Russ was apologetic, and promised change and clear accountability. 

“I’ll be candid: this has really been difficult. It’s unsatisfactory,” Russ said. “I don’t like having the relationship where you don’t feel like you know or understand what’s happening with this money.”

But that will be fixed in this calendar year by the housing authority creating a new project management system for capital projects, Russ said. “There’s going to be a way to contact someone and say ‘hey, what the hell is going on.’”

NYCHA will also be launching an online capital projects tracker “in the next one to two months,” where the public can see where money is being spent on projects like boiler repairs or playground rehabilitations. Eventually, the authority plans to add capital needs to the tracker as well – problems that should be addressed, that work has not yet started on. 
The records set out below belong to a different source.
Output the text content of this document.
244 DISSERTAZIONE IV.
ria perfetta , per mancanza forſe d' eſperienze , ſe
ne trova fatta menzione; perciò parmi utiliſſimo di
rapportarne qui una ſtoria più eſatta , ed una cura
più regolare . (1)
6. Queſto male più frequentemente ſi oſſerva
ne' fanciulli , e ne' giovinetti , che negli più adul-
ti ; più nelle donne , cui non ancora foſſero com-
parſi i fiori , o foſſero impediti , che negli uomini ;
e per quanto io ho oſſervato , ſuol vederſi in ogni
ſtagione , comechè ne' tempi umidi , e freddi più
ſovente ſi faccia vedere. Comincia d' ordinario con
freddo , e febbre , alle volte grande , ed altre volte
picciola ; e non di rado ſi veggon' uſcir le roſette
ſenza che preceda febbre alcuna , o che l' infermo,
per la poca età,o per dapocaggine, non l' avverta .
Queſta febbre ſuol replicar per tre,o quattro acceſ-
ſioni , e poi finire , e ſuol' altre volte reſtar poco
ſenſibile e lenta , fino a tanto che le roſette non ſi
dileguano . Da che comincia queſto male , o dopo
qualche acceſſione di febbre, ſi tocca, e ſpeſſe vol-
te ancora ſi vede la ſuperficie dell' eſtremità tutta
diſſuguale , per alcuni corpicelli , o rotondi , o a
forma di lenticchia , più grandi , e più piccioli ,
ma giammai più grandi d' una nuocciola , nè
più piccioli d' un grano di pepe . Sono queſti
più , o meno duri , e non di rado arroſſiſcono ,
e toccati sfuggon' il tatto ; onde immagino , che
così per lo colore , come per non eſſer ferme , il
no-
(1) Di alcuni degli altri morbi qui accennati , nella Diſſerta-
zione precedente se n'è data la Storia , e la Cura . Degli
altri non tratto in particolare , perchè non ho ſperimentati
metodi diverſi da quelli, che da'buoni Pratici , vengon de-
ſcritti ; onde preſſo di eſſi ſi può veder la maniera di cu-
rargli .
That sounds similar to “NYCHA Stat,” a plan that newly elected Mayor Eric Adams has been talking about on the campaign trail since 2018 to hold the housing authority accountable through public metrics. But Adams’ plan would focus on immediate issues, like heating and hot water outages.

The capital needs are mind blowing in scope. In 2017, NYCHA estimated it would require $31.8 billion over the next five years to get its housing into a good state of repair. A mere fraction of that has actually been allocated. How bad is the backlog of work? Russ said that NYCHA hoped to close its $3.2 billion in recovery projects from Superstorm Sandy – including new roofs, backup power systems and exterior lights – by the end of 2023. That would be more than 11 years after the storm hit New York, in October 2012. 

Nearly 400,000 official residents live in NYCHA apartments across the five boroughs, making it the city’s largest landlord by far. Most of the authority’s funding, for both its operating and capital budgets, comes from the federal government, rather than the city. But altogether, Russ said, the $2.9 billion available in capital funding this year “barely makes a dent in the more than $40 billion in needs.” For this, Russ placed his focus on Washington, saying that the compounding effects of four decades of federal divestment from public housing have created “the greatest threat the authority has faced in its 88 years.”

Russ said that the authority couldn’t just keep waiting on the federal government for a fix, and doubled down on PACT, or Permanent Affordability Commitment Together, a program that brings public housing under private management and – ideally – speeds up repairs. Adams, who met with Russ for the first time as mayor this month, has also backed PACT, but he reportedly had not committed to investing additional city funds in NYCHA. PACT management has been criticized for, among other things, not following through on repairs, and many Council members, including Public Housing Committee Chair Alexa Avilés, have been extremely skeptical. 

Avilés, who was leading her first budget hearing as chair of the public housing committee, kept most of the blame off of NYCHA, however. The Democratic Socialist, said the divestment was “a multi-layered problem of a capitalist culture (that) puts profit over people,” and questioned the federal government’s funding priorities. “Had NYCHA been the Pentagon,” she said, “we’d be flush in cash.”